We can achieve linear worst-case time with an algorithm similar to what is being used in Rust.[1]

Space complexity is constant when updating our collection in-place and linear when returning without mutating our original collection.

Benchmarks

Benchmarks are discussed in an adjacent thread:

Future Directions

Similar to Partition we could choose to add new methods that accept an explicit subrange.

We currently make no guarantee to preserve stability when elements are equal. This is consistent with C++ and Rust. New methods could explicitly guarantee stability similar to Partition. The tradeoff might be a potential performance penalty that leads to linearithmic time.

Comparison with other languages

C++: nth_element provides similar performance and in-place semantics with support for an explicit range.

Rust: select_nth_unstable provides similar performance and in-place semantics.
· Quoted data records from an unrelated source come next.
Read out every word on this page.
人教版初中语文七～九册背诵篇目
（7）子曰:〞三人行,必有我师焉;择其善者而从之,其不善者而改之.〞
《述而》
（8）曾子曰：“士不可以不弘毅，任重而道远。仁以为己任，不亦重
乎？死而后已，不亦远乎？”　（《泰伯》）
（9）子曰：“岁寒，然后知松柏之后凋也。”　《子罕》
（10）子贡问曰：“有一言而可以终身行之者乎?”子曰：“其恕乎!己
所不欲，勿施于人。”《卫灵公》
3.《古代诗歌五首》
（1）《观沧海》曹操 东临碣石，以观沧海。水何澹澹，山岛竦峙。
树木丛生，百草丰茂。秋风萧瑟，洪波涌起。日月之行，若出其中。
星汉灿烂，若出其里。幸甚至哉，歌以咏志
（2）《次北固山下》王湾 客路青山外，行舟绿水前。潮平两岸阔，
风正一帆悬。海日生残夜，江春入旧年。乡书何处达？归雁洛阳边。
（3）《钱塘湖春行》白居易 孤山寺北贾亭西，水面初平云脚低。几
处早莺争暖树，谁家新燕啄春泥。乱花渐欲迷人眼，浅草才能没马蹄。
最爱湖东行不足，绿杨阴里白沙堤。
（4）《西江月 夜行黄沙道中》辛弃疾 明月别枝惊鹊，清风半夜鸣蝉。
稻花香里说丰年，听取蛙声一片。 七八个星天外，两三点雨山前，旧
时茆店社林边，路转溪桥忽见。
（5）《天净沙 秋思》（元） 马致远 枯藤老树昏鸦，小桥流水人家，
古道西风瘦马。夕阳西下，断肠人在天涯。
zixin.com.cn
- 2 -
This returns a tuple: the slice of elements before, the element requested, and the slice of elements after.


  1. https://github.com/rust-lang/rust/pull/107522 ↩︎

1 Like

Feedback on the naming of the index: argument label: I don't think it should be named index because that term has a specific meaning in the Collection protocol, and that meaning is not the one used by the proposed APIs ("the position at offset n from the start of the collection" after sorting).

Possible alternatives:

  • offset:
  • position:
    • I like the sound of this better than "offset", but it's not the established term.
    • Downside: The index-based Collection subscript uses position as the parameter name for an index value. We'd be using it with a different meaning here. Maybe no big deal because the position name is not part of the public API and developers generally only come into contact with it when implementing a custom Collection. It is visible in the documentation though.
2 Likes

I also find the term index is quite confusing because it implied the result is an array, instead of the k-th value. For example, your heap based implemantion doesn't return such an array. Also, index is 0-based, but k in select algorithms is 1-based. You were aware of that (see the part I highlighed) but it was confusing when I read it.

2 Likes

A few weeks ago, I implemented something similar and faced the same naming dilemma (as always). I ended up with the word rank, far from perfect, but after an hour deliberating, it was the best I could come up with. In my opinion, it does convey the meaning of the K-th element slightly better than the terms offset and position do.

2 Likes